Multimodal Embeddings
Master the concept of shared vector spaces where text and images coexist and interact.
Multimodal Embeddings
The "holy grail" of Multimodal RAG is the shared embedding space. This is a vector space where a text description (e.g., "A photo of a sunrise") and the actual image of a sunrise are projected to the exact same location.
The Concept of Co-Embedding
Traditional systems used to tag images with keywords (text) and search only the keywords. Multimodal embeddings enable native search:
- Text-to-Image: Search for photos using a natural language query.
- Image-to-Image: Find similar photos using a reference image.
- Image-to-Text: Autogenerate descriptions or find documents about an image.
Visualizing the Shared Space
Imagine the vector space as a map:
- The word "Dog" and an image of a Husky are close together.
- The word "Car" and an image of a Porsche are close together.
- But "Dog" and the Porsche image are far apart.
graph LR
subgraph "Vector Space"
T1["Text: 'Beach'"] -- Near --> I1["Image: Beach.jpg"]
T2["Text: 'Snow'"] -- Near --> I2["Image: Mountain.jpg"]
I1 -- Far -- I2
end
CLIP: The Bridging Model
CLIP was trained on 400 million image-text pairs from the internet. It learned that the visual concept of a "Stop Sign" matches the text "Stop Sign".
Key Benefit for RAG
You can index images without ever writing a single caption. The model "knows" what is in the image semantically.
Multimodal Embeddings in Production
Titan Multimodal (AWS Bedrock)
The Titan model can embed text, images, or both simultaneously. This is useful for searching for "This dress, but in blue text".

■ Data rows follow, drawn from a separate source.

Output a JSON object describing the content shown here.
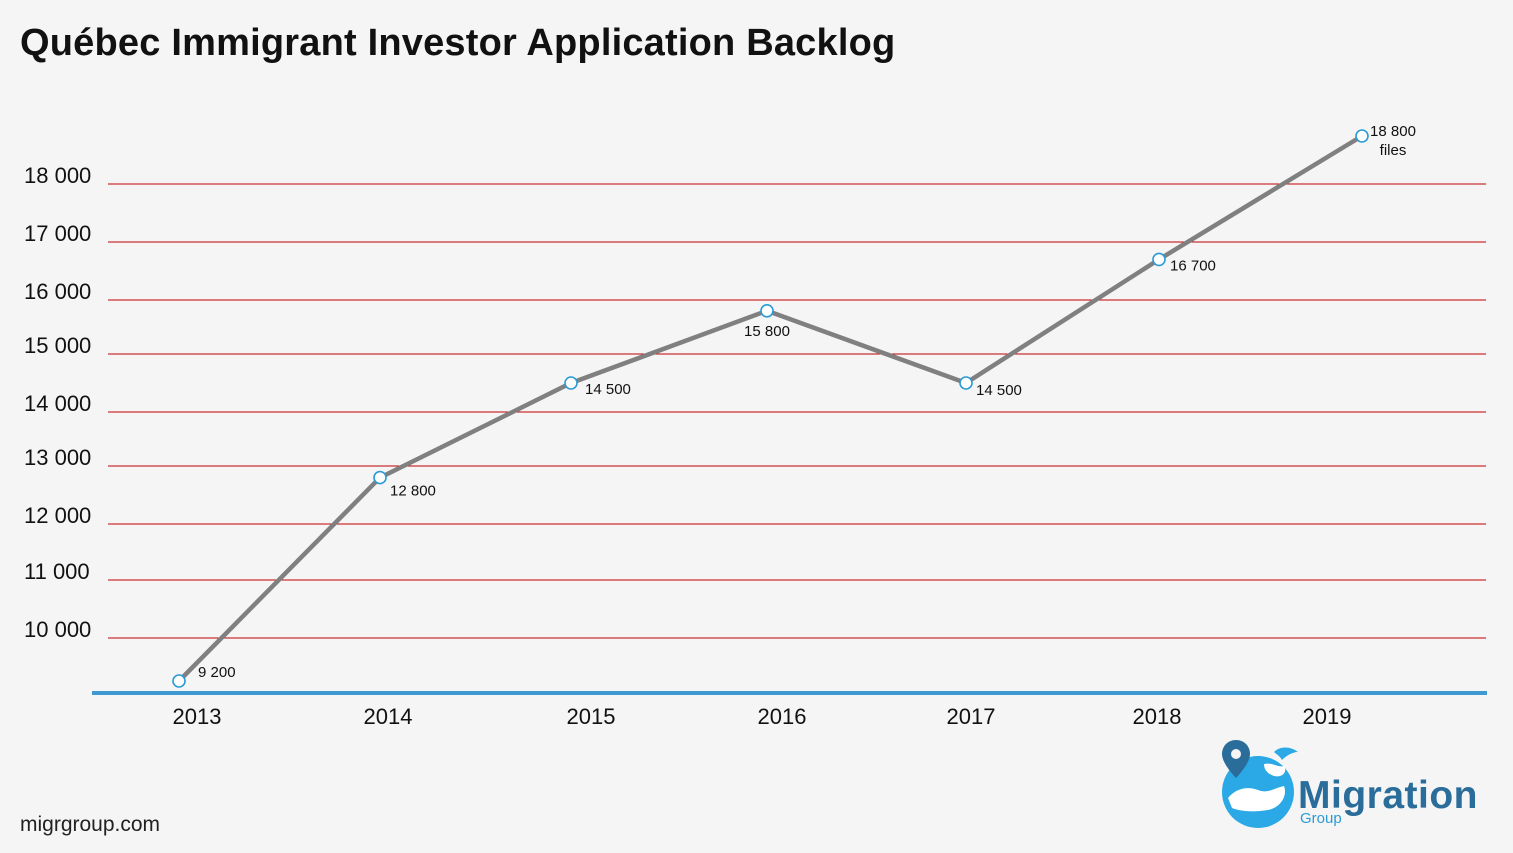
{
  "title": "Québec Immigrant Investor Application Backlog",
  "footer": {
    "url": "migrgroup.com"
  },
  "logo": {
    "word": "Migration",
    "sub": "Group",
    "name": "Migration Group logo"
  },
  "colors": {
    "line": "#808080",
    "grid": "#c00000",
    "baseline": "#3e9bd2",
    "marker_stroke": "#2a9bd6",
    "marker_fill": "#ffffff"
  },
  "chart_data": {
    "type": "line",
    "title": "Québec Immigrant Investor Application Backlog",
    "categories": [
      "2013",
      "2014",
      "2015",
      "2016",
      "2017",
      "2018",
      "2019"
    ],
    "series": [
      {
        "values": [
          9200,
          12800,
          14500,
          15800,
          14500,
          16700,
          18800
        ]
      }
    ],
    "data_labels": [
      "9 200",
      "12 800",
      "14 500",
      "15 800",
      "14 500",
      "16 700",
      "18 800 files"
    ],
    "y_ticks": [
      10000,
      11000,
      12000,
      13000,
      14000,
      15000,
      16000,
      17000,
      18000
    ],
    "y_tick_labels": [
      "10 000",
      "11 000",
      "12 000",
      "13 000",
      "14 000",
      "15 000",
      "16 000",
      "17 000",
      "18 000"
    ],
    "xlabel": "",
    "ylabel": "",
    "grid": true,
    "legend": "none"
  }
}
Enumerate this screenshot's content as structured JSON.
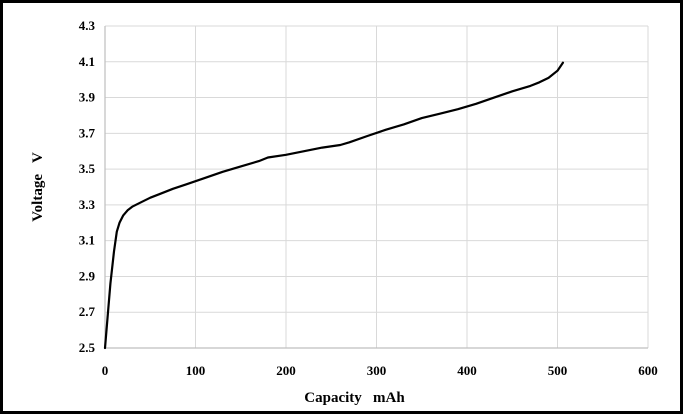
{
  "chart_data": {
    "type": "line",
    "title": "",
    "xlabel": "Capacity   mAh",
    "ylabel": "Voltage   V",
    "xlim": [
      0,
      600
    ],
    "ylim": [
      2.5,
      4.3
    ],
    "x_ticks": [
      0,
      100,
      200,
      300,
      400,
      500,
      600
    ],
    "y_ticks": [
      "2.5",
      "2.7",
      "2.9",
      "3.1",
      "3.3",
      "3.5",
      "3.7",
      "3.9",
      "4.1",
      "4.3"
    ],
    "grid": true,
    "legend": "none",
    "series": [
      {
        "color": "#000000",
        "x": [
          0,
          3,
          6,
          10,
          13,
          16,
          20,
          25,
          30,
          40,
          50,
          60,
          75,
          90,
          110,
          130,
          150,
          170,
          180,
          200,
          220,
          240,
          260,
          270,
          290,
          310,
          330,
          350,
          370,
          390,
          410,
          430,
          450,
          470,
          480,
          490,
          500,
          506
        ],
        "y": [
          2.5,
          2.68,
          2.86,
          3.04,
          3.15,
          3.2,
          3.24,
          3.27,
          3.29,
          3.315,
          3.34,
          3.36,
          3.39,
          3.415,
          3.45,
          3.485,
          3.515,
          3.545,
          3.565,
          3.58,
          3.6,
          3.62,
          3.635,
          3.65,
          3.685,
          3.72,
          3.75,
          3.785,
          3.81,
          3.835,
          3.865,
          3.9,
          3.935,
          3.965,
          3.985,
          4.01,
          4.05,
          4.095
        ]
      }
    ]
  }
}
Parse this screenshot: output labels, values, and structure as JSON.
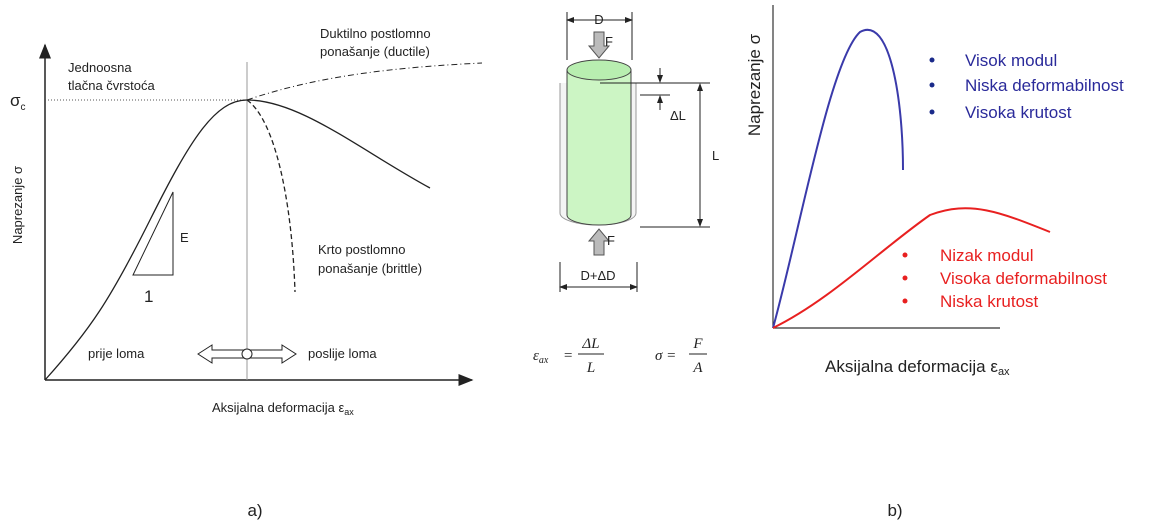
{
  "panel_a": {
    "sigma_symbol": "σ",
    "sigma_sub": "c",
    "strength_label": [
      "Jednoosna",
      "tlačna čvrstoća"
    ],
    "ductile_label": [
      "Duktilno postlomno",
      "ponašanje (ductile)"
    ],
    "brittle_label": [
      "Krto postlomno",
      "ponašanje (brittle)"
    ],
    "y_axis_label": "Naprezanje σ",
    "modulus": "E",
    "unit": "1",
    "before_failure": "prije loma",
    "after_failure": "poslije loma",
    "x_axis_label": "Aksijalna deformacija ε",
    "x_axis_sub": "ax",
    "caption": "a)"
  },
  "specimen": {
    "diameter": "D",
    "force_top": "F",
    "force_bottom": "F",
    "delta_length": "ΔL",
    "length": "L",
    "final_diameter": "D+ΔD",
    "strain_symbol": "ε",
    "strain_sub": "ax",
    "equals_1": "=",
    "strain_num": "ΔL",
    "strain_den": "L",
    "stress_lhs": "σ =",
    "stress_num": "F",
    "stress_den": "A"
  },
  "panel_b": {
    "y_axis_label": "Naprezanje σ",
    "x_axis_label": "Aksijalna deformacija ε",
    "x_axis_sub": "ax",
    "stiff_items": [
      "Visok modul",
      "Niska deformabilnost",
      "Visoka krutost"
    ],
    "soft_items": [
      "Nizak modul",
      "Visoka deformabilnost",
      "Niska krutost"
    ],
    "caption": "b)"
  }
}
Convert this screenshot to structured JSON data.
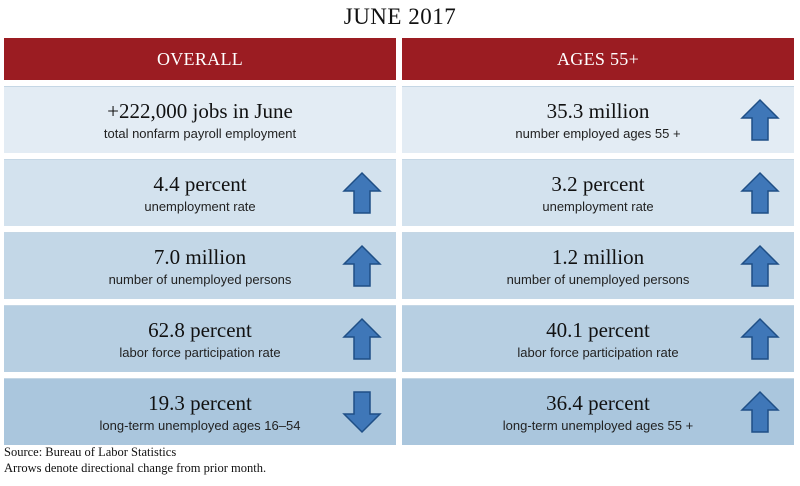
{
  "title": "JUNE 2017",
  "columns": [
    {
      "header": "OVERALL",
      "rows": [
        {
          "value": "+222,000 jobs in June",
          "desc": "total nonfarm payroll employment",
          "arrow": "none"
        },
        {
          "value": "4.4 percent",
          "desc": "unemployment rate",
          "arrow": "up"
        },
        {
          "value": "7.0 million",
          "desc": "number of unemployed persons",
          "arrow": "up"
        },
        {
          "value": "62.8 percent",
          "desc": "labor force participation rate",
          "arrow": "up"
        },
        {
          "value": "19.3 percent",
          "desc": "long-term unemployed ages 16–54",
          "arrow": "down"
        }
      ]
    },
    {
      "header": "AGES 55+",
      "rows": [
        {
          "value": "35.3 million",
          "desc": "number employed ages 55 +",
          "arrow": "up"
        },
        {
          "value": "3.2 percent",
          "desc": "unemployment rate",
          "arrow": "up"
        },
        {
          "value": "1.2 million",
          "desc": "number of unemployed persons",
          "arrow": "up"
        },
        {
          "value": "40.1 percent",
          "desc": "labor force participation rate",
          "arrow": "up"
        },
        {
          "value": "36.4 percent",
          "desc": "long-term unemployed ages 55 +",
          "arrow": "up"
        }
      ]
    }
  ],
  "footer": {
    "source": "Source: Bureau of Labor Statistics",
    "note": "Arrows denote directional change from prior month."
  },
  "colors": {
    "header_bg": "#9b1c22",
    "arrow_fill": "#3f77b8",
    "arrow_stroke": "#1f4f86"
  },
  "icons": {
    "up": "arrow-up-icon",
    "down": "arrow-down-icon"
  }
}
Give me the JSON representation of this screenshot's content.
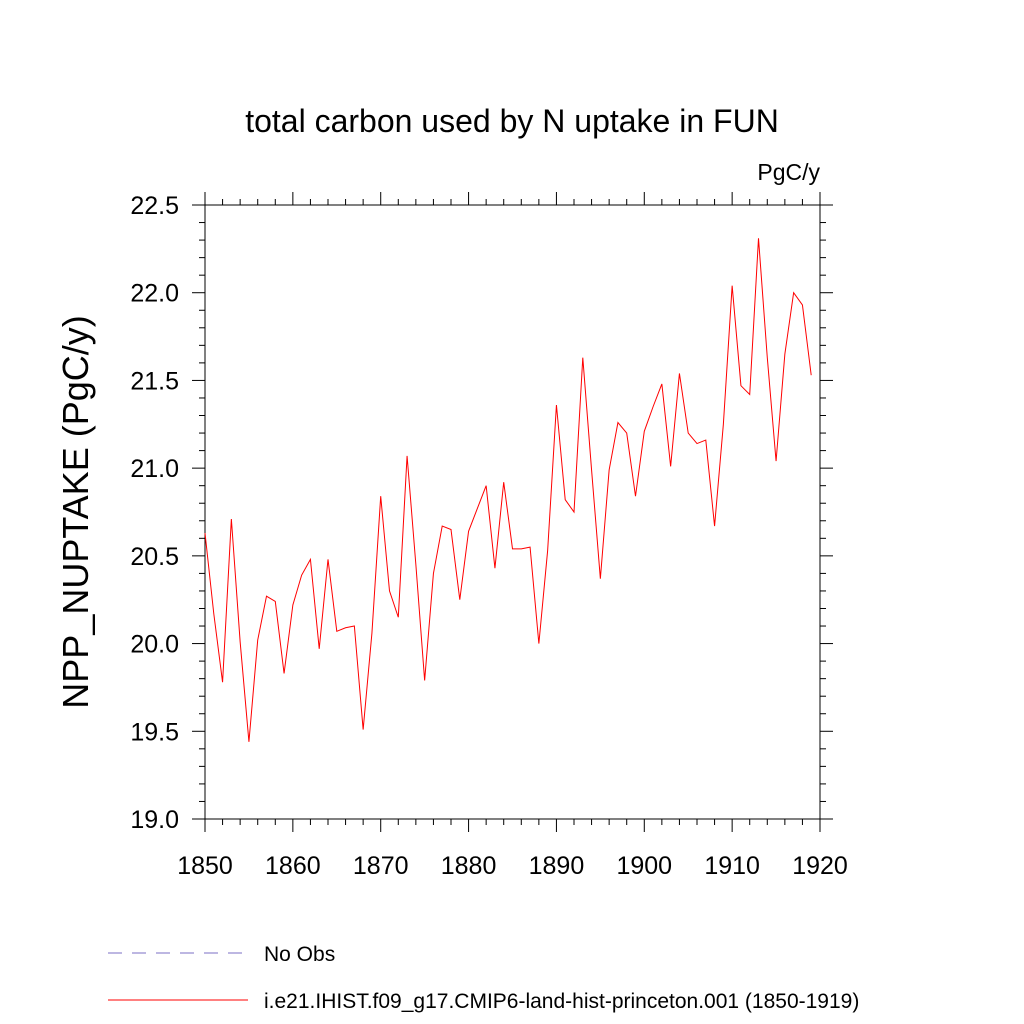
{
  "chart_data": {
    "type": "line",
    "title": "total carbon used by N uptake in FUN",
    "units": "PgC/y",
    "xlabel": "",
    "ylabel": "NPP_NUPTAKE  (PgC/y)",
    "xlim": [
      1850,
      1920
    ],
    "ylim": [
      19.0,
      22.5
    ],
    "xticks": [
      1850,
      1860,
      1870,
      1880,
      1890,
      1900,
      1910,
      1920
    ],
    "yticks": [
      19.0,
      19.5,
      20.0,
      20.5,
      21.0,
      21.5,
      22.0,
      22.5
    ],
    "ytick_labels": [
      "19.0",
      "19.5",
      "20.0",
      "20.5",
      "21.0",
      "21.5",
      "22.0",
      "22.5"
    ],
    "grid": false,
    "legend": "bottom",
    "series": [
      {
        "name": "No Obs",
        "color": "#7b6fc4",
        "dash": "dashed",
        "x": [],
        "values": []
      },
      {
        "name": "i.e21.IHIST.f09_g17.CMIP6-land-hist-princeton.001 (1850-1919)",
        "color": "#ff0000",
        "dash": "solid",
        "x": [
          1850,
          1851,
          1852,
          1853,
          1854,
          1855,
          1856,
          1857,
          1858,
          1859,
          1860,
          1861,
          1862,
          1863,
          1864,
          1865,
          1866,
          1867,
          1868,
          1869,
          1870,
          1871,
          1872,
          1873,
          1874,
          1875,
          1876,
          1877,
          1878,
          1879,
          1880,
          1881,
          1882,
          1883,
          1884,
          1885,
          1886,
          1887,
          1888,
          1889,
          1890,
          1891,
          1892,
          1893,
          1894,
          1895,
          1896,
          1897,
          1898,
          1899,
          1900,
          1901,
          1902,
          1903,
          1904,
          1905,
          1906,
          1907,
          1908,
          1909,
          1910,
          1911,
          1912,
          1913,
          1914,
          1915,
          1916,
          1917,
          1918,
          1919
        ],
        "values": [
          20.63,
          20.17,
          19.78,
          20.71,
          20.01,
          19.44,
          20.02,
          20.27,
          20.24,
          19.83,
          20.22,
          20.39,
          20.48,
          19.97,
          20.48,
          20.07,
          20.09,
          20.1,
          19.51,
          20.06,
          20.84,
          20.3,
          20.15,
          21.07,
          20.45,
          19.79,
          20.4,
          20.67,
          20.65,
          20.25,
          20.64,
          20.77,
          20.9,
          20.43,
          20.92,
          20.54,
          20.54,
          20.55,
          20.0,
          20.53,
          21.36,
          20.82,
          20.75,
          21.63,
          20.99,
          20.37,
          20.99,
          21.26,
          21.2,
          20.84,
          21.21,
          21.35,
          21.48,
          21.01,
          21.54,
          21.2,
          21.14,
          21.16,
          20.67,
          21.25,
          22.04,
          21.47,
          21.42,
          22.31,
          21.63,
          21.04,
          21.65,
          22.0,
          21.93,
          21.53
        ]
      }
    ]
  }
}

# Conceptual AWS Bedrock Call
body = json.dumps({
"inputText": "blue summer dress",
"inputImage": base64_image_data
})
# ... returns a single multimodal vector
Exercises
- Why is a shared embedding space better than just tagging images with alt-text?
- If you search for "Peaceful afternoon" using a multimodal embedding, what kind of images would you expect to find?
- What happens if the text query describes something the model has never seen (e.g., a specific new gadget)?